I have a friend who vehemently hated gnomes at one point. He ran a game and said that any gnome brought into his world immediately burst into flame. We renamed fireball to be the summon gnome spell, and meteorswarm became mass summon gnome.

He's playing a gnome (who was raised by dwarfs) in a current game.

Anyway, I would assume it's because gnomes don't really have a niche of their own. They're short and kinda earthy, like halflings. They're magical and whimsical, like elves. They're miners and crafters, like dwarfs. They don't really have anything unique to them.
 

For what it's worth, elves had this issue too. One of the things I liked about 4th Edition was taking the different concepts of "elf" and giving them both their own space.
Ironically, I'm of the reverse opinion when it comes to gnomes. I think they should be merged with halflings to create "hinnfolk" or whatever one wishes to call them.

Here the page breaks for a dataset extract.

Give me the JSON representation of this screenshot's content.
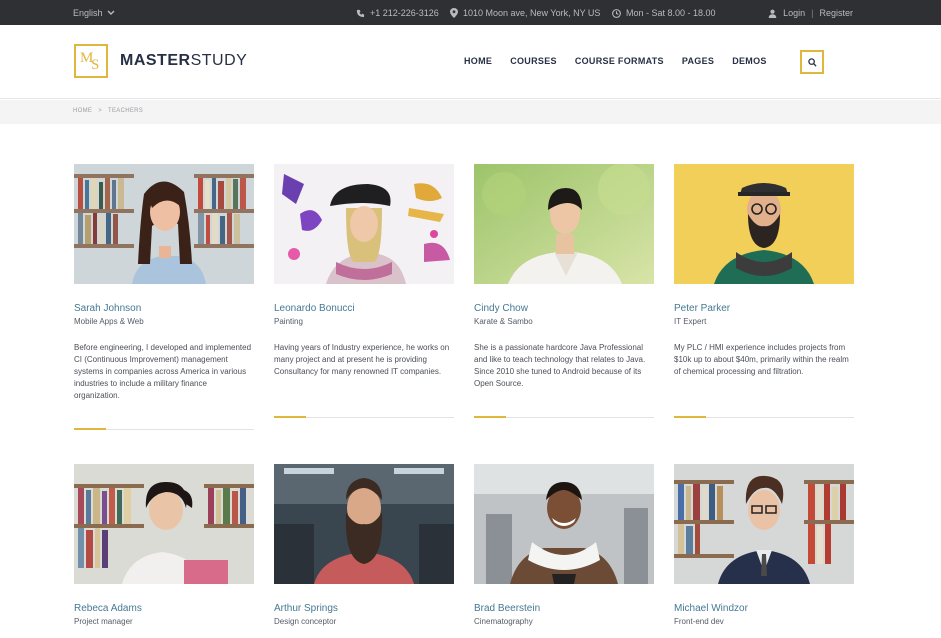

Svirfneblin and "ghostwise" halflings thus merge into a singular subtype, as do forest gnomes and lightfoot halflings, giving you four options: ghostwise (deep-dwellers with psi leanings), cragstep ("rock" gnomes, enigmatic tinkerers/chemists), stoutheart (plains-dwelling herders), and lightfoot (tree-dwelling, animal-taming hunters). That gives each subtype a clear focus and thematic concept. It also ties the resulting race to a conceptual reason for their differences, with lightfoot and stoutheart being more animal-oriented, while the underground-dwelling ghostwise and cragstep ones lean toward industry and the creepy-crawlies that live at the lower boundaries of the world.
 



I know this is an unpopular opinion, but, I rather hope that the revised PHB drops gnomes in favor of another small race like kobolds. Just to give something else a chance to gain some traction. Don't make it impossible to be a gnome PC, of course. Keep the shorter race write up somewhere, but, I don't think it needs to be in the PHB. If gnomes haven't gained traction after fifty years in the PHB, maybe it's time to give something else a chance.

ducks and hides since the last time I floated this idea, I got massively dog piled on.